The other benefit has been in the robustness of the solution.
“In previous years, we carried out an exercise where we turned off half the hardware to verify whether we could maintain operations,” says Tardy. “With the 3PAR arrays, it was complicated. You had to stop it via software, wait until it was sufficiently cool and then finally cut the current. That didn’t correspond to a real incident. Meanwhile, with a FlashArray, we could directly cut the power and the service continued without human intervention.”

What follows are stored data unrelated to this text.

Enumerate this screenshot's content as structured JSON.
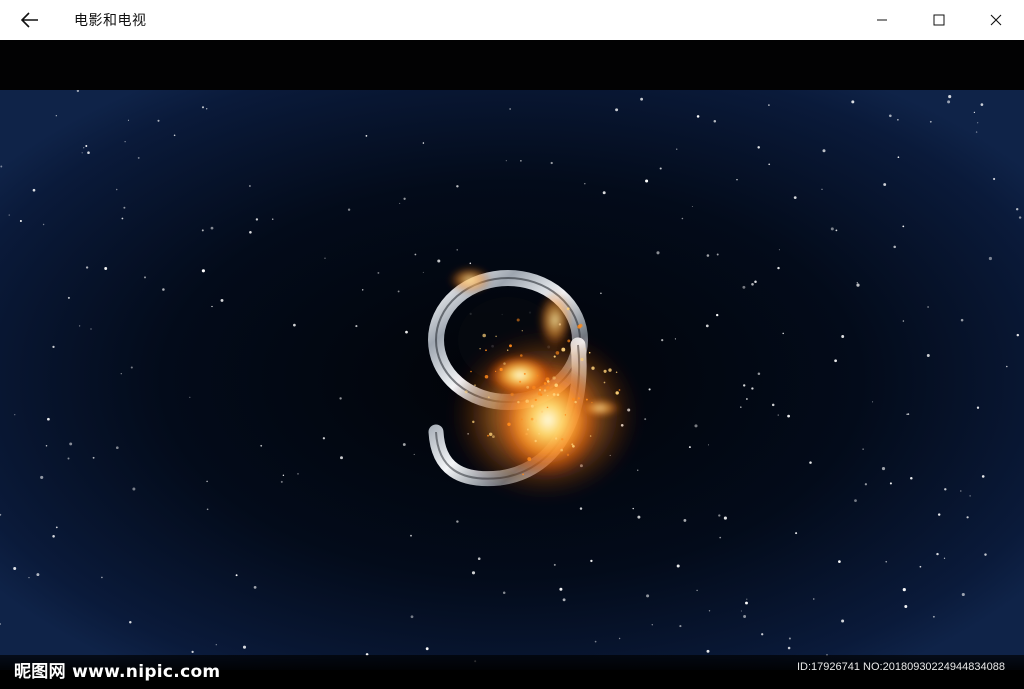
{
  "titlebar": {
    "app_title": "电影和电视",
    "back_icon": "back-arrow-icon",
    "minimize_icon": "minimize-icon",
    "maximize_icon": "maximize-icon",
    "close_icon": "close-icon"
  },
  "video": {
    "countdown_digit": "9",
    "watermark_logo": "昵图网 www.nipic.com",
    "watermark_id": "ID:17926741 NO:20180930224944834088"
  },
  "colors": {
    "titlebar_bg": "#ffffff",
    "space_center": "#010307",
    "space_edge": "#0f2348",
    "fire_core": "#fff4c0",
    "fire_orange": "#ff8a1a",
    "chrome": "#d9dde3"
  }
}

In a little over a year, Tardy has also noticed the usefulness of proactive alerts. This is where Pure messages Andra to warn of potential minor incidents, usually way ahead of when the outsourcing contractor notices.
Now the new deployment is on course at Andra headquarters, Tardy plans to replace the HPE arrays at radioactive waste sites too.
“I would like to say we will install Pure Storage arrays there too, but their specs are too oversized for that because they don’t go over 30TB,” says Tardy.